L’APPROVAZIONE DEI BUS DA 24 METRI E’ DESTINATA A RIVOLUZIONARE IL TRASPORTO PUBBLICO IN ITALIA.
La notizia passerebbe del tutto inosservata se non ci andasse di mezzo il futuro del Trasporto Pubblico in Italia.
Il Consiglio dei ministri il 10 settembre scorso ha approvato un Decreto-legge intitolato: “Disposizioni urgenti in materia di investimenti e sicurezza delle infrastrutture, dei trasporti e della circolazione stradale, per la funzionalità del Ministero delle infrastrutture e della mobilità sostenibili, del Consiglio superiore dei lavori pubblici e dell’Agenzia nazionale per la sicurezza delle infrastrutture stradali e autostradali”.

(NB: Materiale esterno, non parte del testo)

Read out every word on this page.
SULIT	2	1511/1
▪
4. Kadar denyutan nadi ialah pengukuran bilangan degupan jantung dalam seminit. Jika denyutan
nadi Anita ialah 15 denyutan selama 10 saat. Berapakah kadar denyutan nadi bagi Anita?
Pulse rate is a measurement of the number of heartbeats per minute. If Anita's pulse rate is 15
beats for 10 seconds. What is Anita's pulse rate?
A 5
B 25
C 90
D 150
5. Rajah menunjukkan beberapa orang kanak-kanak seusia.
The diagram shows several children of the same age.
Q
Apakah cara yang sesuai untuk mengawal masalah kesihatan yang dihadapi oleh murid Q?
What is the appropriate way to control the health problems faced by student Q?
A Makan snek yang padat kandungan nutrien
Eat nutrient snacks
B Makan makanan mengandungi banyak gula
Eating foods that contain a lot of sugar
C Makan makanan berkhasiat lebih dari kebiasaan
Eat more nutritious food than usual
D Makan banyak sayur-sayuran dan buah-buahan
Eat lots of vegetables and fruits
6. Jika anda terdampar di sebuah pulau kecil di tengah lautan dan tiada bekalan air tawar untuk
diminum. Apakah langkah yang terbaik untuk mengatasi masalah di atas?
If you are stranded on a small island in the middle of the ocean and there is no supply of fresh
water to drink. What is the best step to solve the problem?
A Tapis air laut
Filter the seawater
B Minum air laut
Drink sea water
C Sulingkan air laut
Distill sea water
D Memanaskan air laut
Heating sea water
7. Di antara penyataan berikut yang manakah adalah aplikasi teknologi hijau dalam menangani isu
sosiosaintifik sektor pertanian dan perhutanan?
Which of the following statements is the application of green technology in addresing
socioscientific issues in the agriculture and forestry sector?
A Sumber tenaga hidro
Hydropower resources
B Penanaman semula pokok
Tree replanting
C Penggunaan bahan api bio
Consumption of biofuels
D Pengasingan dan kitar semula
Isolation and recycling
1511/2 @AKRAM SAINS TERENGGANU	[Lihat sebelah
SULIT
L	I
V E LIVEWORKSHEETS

Il testo, molto atteso, autorizza la omologazione e circolazione di nuovi mezzi autosnodati ed autoarticolati da 24 metri, con un incremento notevole della lunghezza rispetto ai precedenti 18 metri. Una delle cause del provvedimento è la possibilità di attuare le modifiche previste al progetto di potenziamento del trasporto pubblico di Genova, la cui rete urbana sarà esercita con bus elettrici da 19 e 24 metri.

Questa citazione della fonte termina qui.